I believe this situation calls for SNI, and that Cloudfront offers SNI. However, my use case doesn't really involve Cloudfront or edge caching.
Fair enough, but that is the official solution. S3 doesn't directly support SSL and custom domains.
Also, consider this:
CloudFront is not just a CDN. It's also an SSL offloader, Host: header rewriter, path prepender, geolocator, georestrictor, secure content gateway, http to https redirector, error page customizer, root page substituter, web application firewall, origin header injector, dynamic content gzipper, path-based multi-origin http request router, viewer platform identifier, DDoS mitigator, zone apex alias target... so don't get too hung up on "CDN" or on the fact that you're stacking one service in front of another -- CloudFront was designed, in large part, to complement S3. They each specialize in certain facets of storage and delivery.
https://stackoverflow.com/a/35616286/1695906
You might get the impression from that little outburst that I'm some kind of stealth evangelist for AWS, but I'm not. No affiliation. I'm just a fan of useful tools, and CloudFront is something of a swiss army knife of handy capabilities that are largely unrelated to "CDN."
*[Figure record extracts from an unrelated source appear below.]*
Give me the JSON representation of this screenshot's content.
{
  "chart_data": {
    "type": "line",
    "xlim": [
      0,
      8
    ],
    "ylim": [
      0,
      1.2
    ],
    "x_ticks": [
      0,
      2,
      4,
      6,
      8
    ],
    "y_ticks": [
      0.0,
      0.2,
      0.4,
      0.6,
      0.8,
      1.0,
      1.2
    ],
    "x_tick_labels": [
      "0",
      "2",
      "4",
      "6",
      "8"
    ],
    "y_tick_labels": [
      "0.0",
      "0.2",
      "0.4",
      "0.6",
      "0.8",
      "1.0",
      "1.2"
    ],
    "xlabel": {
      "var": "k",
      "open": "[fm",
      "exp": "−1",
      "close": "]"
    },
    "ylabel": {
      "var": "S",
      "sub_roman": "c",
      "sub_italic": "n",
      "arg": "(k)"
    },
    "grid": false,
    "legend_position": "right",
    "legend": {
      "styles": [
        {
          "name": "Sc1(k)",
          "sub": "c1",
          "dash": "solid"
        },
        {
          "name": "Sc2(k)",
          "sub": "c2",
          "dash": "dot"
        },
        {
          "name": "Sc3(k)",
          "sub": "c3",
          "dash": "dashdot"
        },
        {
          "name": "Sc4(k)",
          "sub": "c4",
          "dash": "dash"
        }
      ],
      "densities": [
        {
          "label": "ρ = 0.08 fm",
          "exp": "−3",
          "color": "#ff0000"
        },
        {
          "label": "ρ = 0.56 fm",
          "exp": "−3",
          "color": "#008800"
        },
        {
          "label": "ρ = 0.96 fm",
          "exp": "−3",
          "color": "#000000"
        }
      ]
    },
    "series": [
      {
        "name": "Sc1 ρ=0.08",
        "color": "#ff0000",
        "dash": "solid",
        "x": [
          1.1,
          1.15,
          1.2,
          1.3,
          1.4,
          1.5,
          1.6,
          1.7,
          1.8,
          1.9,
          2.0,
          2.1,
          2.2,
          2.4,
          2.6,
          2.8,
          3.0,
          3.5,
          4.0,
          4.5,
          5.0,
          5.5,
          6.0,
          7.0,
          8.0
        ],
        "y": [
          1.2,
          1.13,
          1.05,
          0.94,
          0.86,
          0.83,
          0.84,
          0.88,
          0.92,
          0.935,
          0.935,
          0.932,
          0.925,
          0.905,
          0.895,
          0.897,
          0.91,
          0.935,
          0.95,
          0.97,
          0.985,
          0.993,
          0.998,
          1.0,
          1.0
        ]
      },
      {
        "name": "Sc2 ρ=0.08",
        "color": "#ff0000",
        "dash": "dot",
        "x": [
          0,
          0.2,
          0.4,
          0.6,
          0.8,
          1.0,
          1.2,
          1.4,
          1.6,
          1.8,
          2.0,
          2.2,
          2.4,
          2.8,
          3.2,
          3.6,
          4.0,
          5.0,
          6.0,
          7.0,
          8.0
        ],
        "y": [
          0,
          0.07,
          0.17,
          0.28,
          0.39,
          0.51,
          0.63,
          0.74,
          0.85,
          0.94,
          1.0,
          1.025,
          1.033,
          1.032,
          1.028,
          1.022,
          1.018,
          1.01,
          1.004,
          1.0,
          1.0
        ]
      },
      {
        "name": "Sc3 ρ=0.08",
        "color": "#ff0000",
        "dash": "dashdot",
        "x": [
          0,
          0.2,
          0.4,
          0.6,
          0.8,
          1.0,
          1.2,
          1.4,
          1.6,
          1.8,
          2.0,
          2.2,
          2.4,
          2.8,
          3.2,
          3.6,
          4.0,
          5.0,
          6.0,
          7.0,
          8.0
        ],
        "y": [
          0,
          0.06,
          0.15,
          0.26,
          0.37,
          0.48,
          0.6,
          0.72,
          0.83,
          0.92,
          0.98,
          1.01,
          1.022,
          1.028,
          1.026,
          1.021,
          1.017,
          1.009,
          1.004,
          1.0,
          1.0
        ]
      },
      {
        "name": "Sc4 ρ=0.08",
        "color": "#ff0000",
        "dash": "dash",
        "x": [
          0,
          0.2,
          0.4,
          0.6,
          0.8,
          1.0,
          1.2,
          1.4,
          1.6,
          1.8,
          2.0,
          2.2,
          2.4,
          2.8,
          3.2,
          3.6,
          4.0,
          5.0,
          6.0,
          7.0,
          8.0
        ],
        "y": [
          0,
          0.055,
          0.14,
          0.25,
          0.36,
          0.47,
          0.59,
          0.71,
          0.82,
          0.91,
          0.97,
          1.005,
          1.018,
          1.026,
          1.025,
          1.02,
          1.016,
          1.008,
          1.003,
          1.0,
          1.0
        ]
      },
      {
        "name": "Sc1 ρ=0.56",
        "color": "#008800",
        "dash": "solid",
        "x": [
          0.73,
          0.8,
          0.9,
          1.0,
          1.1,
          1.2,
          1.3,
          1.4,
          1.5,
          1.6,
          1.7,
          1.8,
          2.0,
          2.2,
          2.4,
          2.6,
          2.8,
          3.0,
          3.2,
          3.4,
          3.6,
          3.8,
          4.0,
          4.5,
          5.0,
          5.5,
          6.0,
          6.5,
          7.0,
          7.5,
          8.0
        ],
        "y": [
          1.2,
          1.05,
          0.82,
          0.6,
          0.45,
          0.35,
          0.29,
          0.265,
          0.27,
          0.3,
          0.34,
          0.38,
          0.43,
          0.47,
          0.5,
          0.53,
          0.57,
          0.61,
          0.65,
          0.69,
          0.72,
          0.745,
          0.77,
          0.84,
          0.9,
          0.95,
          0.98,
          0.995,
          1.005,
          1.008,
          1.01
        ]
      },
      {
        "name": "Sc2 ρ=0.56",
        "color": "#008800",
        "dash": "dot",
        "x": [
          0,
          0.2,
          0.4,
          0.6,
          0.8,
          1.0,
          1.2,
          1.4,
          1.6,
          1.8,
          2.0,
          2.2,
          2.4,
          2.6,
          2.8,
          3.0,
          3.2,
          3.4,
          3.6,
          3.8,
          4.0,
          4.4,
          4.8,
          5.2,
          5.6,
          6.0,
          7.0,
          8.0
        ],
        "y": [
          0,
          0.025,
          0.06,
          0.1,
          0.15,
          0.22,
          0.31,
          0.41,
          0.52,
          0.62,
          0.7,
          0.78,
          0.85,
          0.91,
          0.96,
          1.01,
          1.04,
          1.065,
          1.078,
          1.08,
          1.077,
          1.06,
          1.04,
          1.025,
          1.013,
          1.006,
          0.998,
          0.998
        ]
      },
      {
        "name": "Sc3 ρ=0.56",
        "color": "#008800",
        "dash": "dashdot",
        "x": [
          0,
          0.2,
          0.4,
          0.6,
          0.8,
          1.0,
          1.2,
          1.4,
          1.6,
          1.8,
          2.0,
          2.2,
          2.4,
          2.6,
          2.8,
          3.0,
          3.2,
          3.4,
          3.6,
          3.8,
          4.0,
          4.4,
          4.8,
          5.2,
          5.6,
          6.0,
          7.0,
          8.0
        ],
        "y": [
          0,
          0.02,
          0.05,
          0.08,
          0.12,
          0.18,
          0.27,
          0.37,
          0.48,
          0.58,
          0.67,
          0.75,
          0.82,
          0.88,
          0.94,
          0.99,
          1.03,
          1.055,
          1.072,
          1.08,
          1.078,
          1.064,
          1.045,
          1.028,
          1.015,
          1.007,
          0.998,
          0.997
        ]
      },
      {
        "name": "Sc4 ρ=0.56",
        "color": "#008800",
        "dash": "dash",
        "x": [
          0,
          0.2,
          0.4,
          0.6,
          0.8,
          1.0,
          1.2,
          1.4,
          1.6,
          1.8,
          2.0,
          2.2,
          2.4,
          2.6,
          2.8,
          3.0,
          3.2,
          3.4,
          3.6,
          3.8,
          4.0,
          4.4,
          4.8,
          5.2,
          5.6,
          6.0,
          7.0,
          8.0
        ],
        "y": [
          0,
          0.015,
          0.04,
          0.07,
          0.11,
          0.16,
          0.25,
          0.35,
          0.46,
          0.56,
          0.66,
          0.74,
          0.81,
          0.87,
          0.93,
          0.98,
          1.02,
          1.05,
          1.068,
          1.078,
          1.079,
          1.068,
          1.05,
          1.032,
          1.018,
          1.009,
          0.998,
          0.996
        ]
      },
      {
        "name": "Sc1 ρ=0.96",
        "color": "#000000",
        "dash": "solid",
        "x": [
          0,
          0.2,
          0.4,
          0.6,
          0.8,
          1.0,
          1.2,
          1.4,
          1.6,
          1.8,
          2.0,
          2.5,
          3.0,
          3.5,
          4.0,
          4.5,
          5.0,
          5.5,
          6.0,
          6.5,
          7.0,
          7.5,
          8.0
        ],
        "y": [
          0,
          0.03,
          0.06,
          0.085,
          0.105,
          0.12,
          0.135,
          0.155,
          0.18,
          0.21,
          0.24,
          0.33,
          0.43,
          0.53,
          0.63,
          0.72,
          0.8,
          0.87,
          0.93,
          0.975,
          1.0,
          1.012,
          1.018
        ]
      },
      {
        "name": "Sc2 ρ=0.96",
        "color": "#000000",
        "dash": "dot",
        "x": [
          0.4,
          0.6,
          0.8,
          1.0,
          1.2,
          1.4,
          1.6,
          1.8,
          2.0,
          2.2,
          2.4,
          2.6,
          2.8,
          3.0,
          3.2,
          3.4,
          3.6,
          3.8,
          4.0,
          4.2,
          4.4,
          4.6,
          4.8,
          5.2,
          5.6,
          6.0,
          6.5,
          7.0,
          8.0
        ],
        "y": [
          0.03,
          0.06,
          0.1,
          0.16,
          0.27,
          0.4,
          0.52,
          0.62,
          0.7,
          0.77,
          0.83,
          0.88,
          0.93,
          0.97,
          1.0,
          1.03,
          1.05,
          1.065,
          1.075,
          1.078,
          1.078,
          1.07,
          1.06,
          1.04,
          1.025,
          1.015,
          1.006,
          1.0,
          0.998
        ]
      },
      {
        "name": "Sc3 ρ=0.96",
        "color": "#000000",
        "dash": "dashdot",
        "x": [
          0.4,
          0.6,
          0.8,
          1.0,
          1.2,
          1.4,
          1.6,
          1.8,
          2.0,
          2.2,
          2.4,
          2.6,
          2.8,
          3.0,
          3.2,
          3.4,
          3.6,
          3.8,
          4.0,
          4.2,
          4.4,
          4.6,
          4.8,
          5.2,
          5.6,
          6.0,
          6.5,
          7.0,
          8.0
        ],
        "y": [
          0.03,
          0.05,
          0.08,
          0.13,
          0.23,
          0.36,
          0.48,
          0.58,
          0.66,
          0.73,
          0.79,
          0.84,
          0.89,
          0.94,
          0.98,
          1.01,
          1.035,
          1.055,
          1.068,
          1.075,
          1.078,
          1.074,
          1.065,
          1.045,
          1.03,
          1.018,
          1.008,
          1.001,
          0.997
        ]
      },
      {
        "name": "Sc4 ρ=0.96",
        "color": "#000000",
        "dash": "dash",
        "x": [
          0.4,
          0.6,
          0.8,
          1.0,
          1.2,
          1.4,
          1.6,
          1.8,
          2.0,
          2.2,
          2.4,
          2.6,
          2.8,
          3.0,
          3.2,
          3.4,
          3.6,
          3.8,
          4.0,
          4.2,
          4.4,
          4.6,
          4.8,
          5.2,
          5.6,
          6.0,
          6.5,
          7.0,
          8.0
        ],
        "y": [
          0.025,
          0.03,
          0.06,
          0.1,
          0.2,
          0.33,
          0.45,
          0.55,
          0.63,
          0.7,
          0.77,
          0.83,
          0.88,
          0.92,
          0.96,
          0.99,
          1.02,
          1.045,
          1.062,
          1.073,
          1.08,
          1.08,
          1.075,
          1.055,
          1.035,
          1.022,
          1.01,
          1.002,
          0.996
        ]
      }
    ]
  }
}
So CloudFront is a viable solution, here. It allows you to use your own domain name, with an SSL cert (either one that you buy or a free one from ACM), and it optionally decouples the domain name from the bucket name, so the bucket name no longer needs to match the domain.
Additionally, if your entire site is on CloudFront, you don't necessarily need the uploads. on the hostname -- the whole site can be behind one hostname, since CloudFront allows you to selectively route to different backends by path patterns.
CloudFront will also tend to optimize upload speeds, since the client will connect to a nearby edge and the rest of the path between client and bucket will be on AWS's managed network, rather than the public Internet.
However, you mentioned the "whitelist of hosts" issue. CloudFront has tens of thousands of IP addresses, so that part of the solution is still a bit lacking. They're public information, but that's a big list.
Still, it's a better case than S3, because AWS doesn't publish the address ranges of S3 separately, like they do with CloudFront.
But if you really don't want to go the CloudFront route, install HAProxy on a little t2.micro instance in EC2, with an Elastic IP, in the same region as the bucket. Configure it as a reverse proxy to S3, install your cert there, and point your hostname at it, and configure the proxy to rewrite the Host: header back to the bucket name.
This, then, means you have a static IP and your vanity domain. As long as the instance is in the same region as the bucket, the only cost should be the cost of the instance, since you don't pay for bandwidth between EC2 and S3 within the same region.
I've been doing that since before CloudFront offered SNI (although, back then, the instances were m1) for essentially the same reason... although more recently, I've got one additional reason for doing it this way. The Lua interpreter in HAProxy 1.6 can be leveraged to manipulate the S3 XML error responses by injecting a reference to an XSL stylesheet so that the browser will make them... pretty.